Montée de l’individualisme cognitif
Ce que les développements technologiques des cinquante dernières années nous apprennent c’est que l’une des conséquences les plus importante est l’accroissement exponentiel de la circulation de l’information. Ce constat banal et facile à faire est pourtant fondamental pour qui s’intéresse à l’école, l’enseignement, l’apprentissage, la formation. Désormais apprendre tout au long de la vie, apprendre à distance ou de manière hybride, apprendre à coté ou en dehors du système éducatif, parmi d’autres, ces thématiques ont envahi les discours et les réflexions. Aussi bien dans les couloirs de la recherche scientifique que dans les salles des profs ou encore dans les espaces de rencontre entre éducateurs passer d’enseigner à apprendre est devenu un « lieu commun » (cf. François Taddeï à Ludovia 14). Effets de mode parfois, constats d’évidence, volontarisme, problèmes à résoudre, les raisons sont nombreuses et variées. Il est possible que nous soyons en présence de la montée inexorable de « l’individualisme cognitif ». Mais si du côté des institutions et des organisations la pression semble monter, enjoignant chacun à réfléchir à ce qu’est apprendre, c’est du côté de la population qu’il faut se tourner si l’on veut véritablement aller au fond des choses.

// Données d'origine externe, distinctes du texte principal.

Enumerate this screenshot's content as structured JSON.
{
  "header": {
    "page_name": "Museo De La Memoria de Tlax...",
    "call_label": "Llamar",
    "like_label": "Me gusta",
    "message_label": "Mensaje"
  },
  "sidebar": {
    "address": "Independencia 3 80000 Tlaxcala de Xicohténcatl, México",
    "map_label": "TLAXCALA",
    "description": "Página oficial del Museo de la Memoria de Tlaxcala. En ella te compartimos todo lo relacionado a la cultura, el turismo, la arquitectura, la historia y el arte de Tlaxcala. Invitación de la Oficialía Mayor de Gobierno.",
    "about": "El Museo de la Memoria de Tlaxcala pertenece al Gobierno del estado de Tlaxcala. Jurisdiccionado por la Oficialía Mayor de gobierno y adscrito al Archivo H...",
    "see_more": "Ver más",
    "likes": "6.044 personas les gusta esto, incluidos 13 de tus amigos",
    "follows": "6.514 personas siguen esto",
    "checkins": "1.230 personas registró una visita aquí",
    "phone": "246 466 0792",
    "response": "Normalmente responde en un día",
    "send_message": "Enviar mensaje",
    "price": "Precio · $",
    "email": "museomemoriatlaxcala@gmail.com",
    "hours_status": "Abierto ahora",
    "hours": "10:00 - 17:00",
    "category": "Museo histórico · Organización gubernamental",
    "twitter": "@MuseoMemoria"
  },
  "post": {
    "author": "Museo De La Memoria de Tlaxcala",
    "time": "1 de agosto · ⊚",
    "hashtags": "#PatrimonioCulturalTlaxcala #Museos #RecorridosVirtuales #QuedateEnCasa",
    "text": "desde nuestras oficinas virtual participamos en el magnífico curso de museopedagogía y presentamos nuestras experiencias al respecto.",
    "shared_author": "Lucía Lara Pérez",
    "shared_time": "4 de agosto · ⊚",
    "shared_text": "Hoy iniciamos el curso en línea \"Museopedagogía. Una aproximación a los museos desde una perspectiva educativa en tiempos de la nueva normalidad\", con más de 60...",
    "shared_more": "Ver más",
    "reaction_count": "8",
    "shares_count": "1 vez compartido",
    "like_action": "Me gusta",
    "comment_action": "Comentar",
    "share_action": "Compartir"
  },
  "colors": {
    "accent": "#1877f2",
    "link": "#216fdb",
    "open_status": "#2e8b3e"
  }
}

Il ne suffit pas que la hiérarchie décide ou tente d’imposer des outils ou de nouvelles formes pour que les personnes entrent dans ces modèles. Il ne suffit pas de mettre en route un forum en ligne pour que les personnes y participent ! Là encore c’est une banalité pour les personnes qui fréquentent le monde de la formation et du numérique depuis longtemps. Et pourtant force est de constater que nous sommes encore loin du compte. Et pour ce qui est d’apprendre, chacun est, in fine, face à lui-même et avec lui-même. Mais être face à soi-même c’est être face à son histoire personnelle. Or celle-ci commence par douze à quinze années de scolarité minimum pour la quasi-totalité des enfants de notre pays. C’est dans ces longues années de scolarité que se construit l’un des modèles de l’apprendre le plus fort et le plus influent pour chacun de nous. Le film documentaire « Etre et avoir » (Nicolas Philibert) avait exprimé cette école primaire idéalisée qui fait rêver des temps heureux de l’enfance et de la « primaire ». Mais dans ce film plusieurs scènes nous montrent l’inexorable lutte entre le formel et l’informel au travers de ce petit garçon fils d’exploitants agricoles qui maîtrise les compétences de base du métier de ses parents mais peine à mettre en œuvre les tables de multiplication.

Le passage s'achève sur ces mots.